Baltimore:The Johns Hopkins UnivIersity Press, 2010. ix+171 p.

ISBN 13: 978-0-8018-9463-3. ISBN 10: 0-8018-9463-8.

 

Reviewed byJean-Jacques Lecercle

Université Paris X-Ouest-Nanterre

 

 

The object of Doležel’s book is double: to refute the claims of postmodernist historiography, of the Hayden White type, with its blurring of the distinction between historical  and literary texts, both of which are taken as similar forms of narrative; and to assess and admire the productions of postmodern history and fiction. The link between the two endeavours is provided by the recourse to the theory of possible worlds, a field to which Doležel has contributed a classic account, Heterocosmica: Fiction and Possible Worlds: it is supposed to enable us to criticise the theory while allowing us to admire the practice. There are, however, problems with the first, if not with the second of those two objects.

The book starts with an introduction that seeks to define and criticise postmodernism (at least the theory of it): since it consists of a dozen pages, it is unavoidably problematic. An account of postmodernism, of its successes and failings, would take a whole book, and you do not really engage with the thought of Derrida in three pages, based on secondary sources.

The first chapter, “The Postmodern Challenge”, is more satisfactory, as it is a critique of postmodern metahistory. We sympathise with Doležel’s desire to distinguish historical fact from fiction and to apply “the Holocaust test”. Indeed, we do not want the revisionists to be able to deny the reality of the Shoah (note however, that the revisionists are not historical relativists: they do not claim the Shoah is only a narrative, they claim it is all a lie). So, having rejected historical relativism, we eagerly wait for the next chapter, where Doležel grounds his critique of metahistory in possible world semantics.

Great is our disappointment, for the recourse to the theory of possible worlds consists in a mere repetition, in more abstruse language, of the commonsensical proposition that fact is not fiction and fiction is not fact. Thus, historical possible worlds are not the same thing as fictional possible worlds, because they postulate the reality of their actions and characters, whereas fictional possible worlds don’t. Thus, the gaps in fictional worlds are ontic (we can never know whether Sherlock Holmes had a birthmark on his left buttock, as Conan Doyle doesn’t mention one, or the lack of one), whereas gaps in historical worlds are epistemic, relative to the knowledge of the historian (we do not know whether Joseph Stalin had a birthmark on his left buttock, but a letter from a lover found in the former KGB’s archives might lay our minds at rest about that fascinating fact). Thus, literary texts are poetic, whereas historical texts are noetic, and the difference is of course that poetic texts are figments of an unbridled imagination, whereas noetic texts are constrained by reality.

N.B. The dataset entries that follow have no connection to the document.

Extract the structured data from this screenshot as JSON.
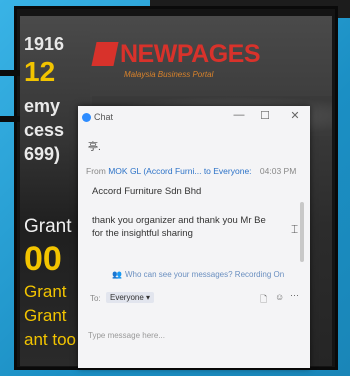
{
  "background_screen": {
    "left_panel": {
      "year": "1916",
      "number": "12",
      "line_a": "emy",
      "line_b": "cess",
      "line_c": "699)",
      "grant_label": "Grant",
      "big_number": "00",
      "grant_line_2": "Grant",
      "grant_line_3": "Grant",
      "grant_line_4": "ant too"
    },
    "banner": {
      "title": "NEWPAGES",
      "subtitle": "Malaysia Business Portal"
    }
  },
  "chat_window": {
    "title": "Chat",
    "window_controls": {
      "minimize": "—",
      "maximize": "☐",
      "close": "✕"
    },
    "top_char": "亭.",
    "message": {
      "from_label": "From",
      "sender": "MOK GL (Accord Furni...",
      "to_label": "to Everyone:",
      "time": "04:03 PM",
      "company": "Accord Furniture Sdn Bhd",
      "text": "thank you organizer and thank you Mr Be for the insightful sharing"
    },
    "privacy_note": "Who can see your messages? Recording On",
    "composer": {
      "to_label": "To:",
      "recipient": "Everyone",
      "placeholder": "Type message here..."
    }
  },
  "colors": {
    "brand_red": "#d8322b",
    "accent_yellow": "#f2c400",
    "link_blue": "#2d73c8",
    "frame_blue": "#2f9fd0"
  }
}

The sad fact about this theoretical account is that it is too simple to really challenge metahistorical theories. Far more interesting would be a treatment of more complex cases (on which metahistory launches its attack on the traditional view). For instance, we might ponder the difference between historical facts (something did happen in and around the Bastille on July 14th, 1789) and historical events (“the start of the French revolution”, that celebrated historical event, is a discursive construct, not least because “the French Revolution” is an ontological metaphor, called into being by the discourses that narrate it). Or we might consider inexistent facts that induce historical events, such as the “massacre at Timisoara” that never occurred, but triggered off the fall of the Ceaucescu regime. Not to mention the life of Louis-François Pinagot, a 19th century French cobbler, as narrated by Alain Corbin, a “noetic” historical account based only on historical gaps, as the only facts known about him are a name and date of birth in a parish register.

In the remaining three chapters, Doležel shares with us his appreciation of the practice (as opposed to the theory) of postmodern history and fiction. He reads at length (sometimes to the point of summarising them) three books by Simon Schama, two novels of historiographic metafiction (by E.L. Doctorow and A.S. Byatt), and in the last chapter he gives an account of fictional and historical counterfactual worlds. With the possible exception of the last chapter, his readings, which often seem to forget the main line of argument, do not provide a more compelling criticism of postmodernist historical theory, even if the texts he reads are well chosen, and his readings of some interest. But the only conclusion we may draw from the book is that, as a theoretical challenge to metahistory, the semantics of possible worlds is perhaps not the best contender.